Since they were four miles from Shelby, the family rented a small two-room house during the winter so seven of the nine children could go to school.

“My father James, the youngest son, was too young to join the Army during WWII, so he continued to farm the homestead while the other brothers served in the war,” he said. 

After the war, one of his father’s brothers, Howard, came back to the farm, and James and Howard began the Welker Brothers partnership.

They built up the size of the farm each year, and by the 70s, owned and leased more than 7,000 acres.

“My uncle and father used large farming equipment, like the ‘Big Bud’ tractors, and 45-to-60-foot shovel plows,” Bob said. 

Bob is the oldest son of four, with two older sisters and one younger brother, Ken. Though Ken liked farming, he developed a love for medicine and went on to become a surgeon. 

“I attended Montana State University where I met a Montana farm girl. Karen came from a small ranch near Ronan, and her family raised sheep, beef, and milked a few cows. I made a promise to her that she would be outstanding in my field if she would say yes. I took ‘ok’ as a positive,” he said.

Karen and Bob raised four children, homeschooling them through junior high and some into high school. 

Their oldest daughter, Laura, works in the administration of the family’s local hospital in Shelby. 

Their daughter, Lisa, serves with her husband, and three of the Welker’s grandchildren in the Czech Republic as missionaries. 

“Nick and Scott farm with me on our 10,000-acre farm. They have a deep love of farming and have developed great skills for use on the farm,” Bob said. “Both are married and have two children each.”  

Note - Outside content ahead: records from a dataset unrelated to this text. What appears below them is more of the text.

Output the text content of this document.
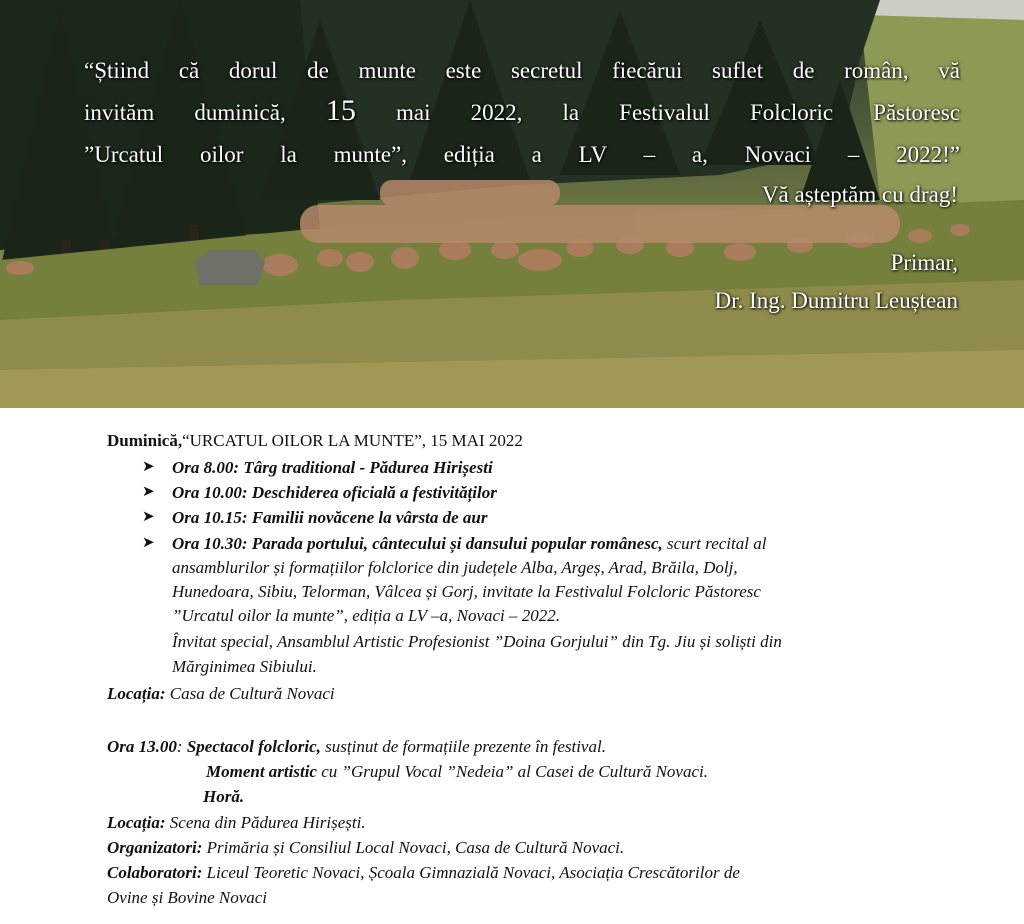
“Știind că dorul de munte este secretul fiecărui suflet de român, vă
invităm duminică, 15 mai 2022, la Festivalul Folcloric Păstoresc
”Urcatul oilor la munte”, ediția a LV – a, Novaci – 2022!”
Vă așteptăm cu drag!
Primar,
Dr. Ing. Dumitru Leuștean
Duminică,“URCATUL OILOR LA MUNTE”, 15 MAI 2022
➤ Ora 8.00: Târg traditional - Pădurea Hirișesti
➤ Ora 10.00: Deschiderea oficială a festivităților
➤ Ora 10.15: Familii novăcene la vârsta de aur
➤ Ora 10.30: Parada portului, cântecului și dansului popular românesc, scurt recital al
ansamblurilor și formațiilor folclorice din județele Alba, Argeș, Arad, Brăila, Dolj,
Hunedoara, Sibiu, Telorman, Vâlcea și Gorj, invitate la Festivalul Folcloric Păstoresc
”Urcatul oilor la munte”, ediția a LV –a, Novaci – 2022.
Învitat special, Ansamblul Artistic Profesionist ”Doina Gorjului” din Tg. Jiu și soliști din
Mărginimea Sibiului.
Locația: Casa de Cultură Novaci
Ora 13.00: Spectacol folcloric, susținut de formațiile prezente în festival.
Moment artistic cu ”Grupul Vocal ”Nedeia” al Casei de Cultură Novaci.
Horă.
Locația: Scena din Pădurea Hirișești.
Organizatori: Primăria și Consiliul Local Novaci, Casa de Cultură Novaci.
Colaboratori: Liceul Teoretic Novaci, Școala Gimnazială Novaci, Asociația Crescătorilor de
Ovine și Bovine Novaci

Bob explained farming today is “much different than when my grandfather homesteaded.” 

Grandpa John started farming with a team of horses and by the late 30s he was farming with McCormick-Deering tractors. In the 40s, they were using International WD9 and D4 Caterpillars. In the 50s through the 60s, they begin to use Wagner type four-wheel drive tractors. 

“Our first ‘Big Bud’ was purchased in 1971, which became the icon of Welker Brothers,” Bob said. “Since then, ‘Big Bud’ tractors have played a big role in our field work, even to this day.” 

The three Welkers are able to farm the large acres because of the massive increase in equipment sizes, the arrival of Roundup to replace tillage, advancement of crops genetics, and using GPS technology.

“Seeding 600-800 acres, spraying up to 2,000 acres, and harvesting some 300-500 acres per day allows for more timely work and efficiency,” he added.

In 1986, Bob purchased his uncle’s half of the equipment and leased his half of the land. 

“Then in 1993, my dad leased his half, but by then about one-third of the owned land was enrolled into CRP,” Bob said. 

In the mid-90s, Bob transitioned over to no-till and hasn’t looked back since.

“With Nick, Scott and myself, we have added more land, including land previously in CRP,” he said.

If the name Welker Farms rings a bell, it is probably due to a video of the farm Nick produced to celebrate the family farm’s centennial a few years ago. The film went “viral” and the rest is history.

“One of the most unusual aspects of our farm is the notoriety we have from the huge following of our YouTube channel,” Bob said. “Nick, who manages it, has more than 180,000 subscribers and 205 videos, which have more than 23 million views.”

Their farm is also featured on a worldwide, very fun farming game called “Farm Simulator,” where thousands download and farm Welker Farms.

“We are also known around the world for the iconic ‘Big Bud’ tractors, and the only self-propelled sprayer that looks like a ‘Big Bud’ – the Big Brute,” Bob said, with a smile.

But Bob, Nick and Scott are true farmers that work hard and have faith. Telling the story of agriculture has become natural for the three farmers, but it is a lot of work to add to the hard work they do every day on the farm.

Yet the knowledge that so many people around the world gain by clicking on a video of their farm to see what a real, true working farm is means a lot to them and to the entire agriculture industry.

“We enjoy faith, family, farming, fabricating, filming – and fun,” Bob concluded.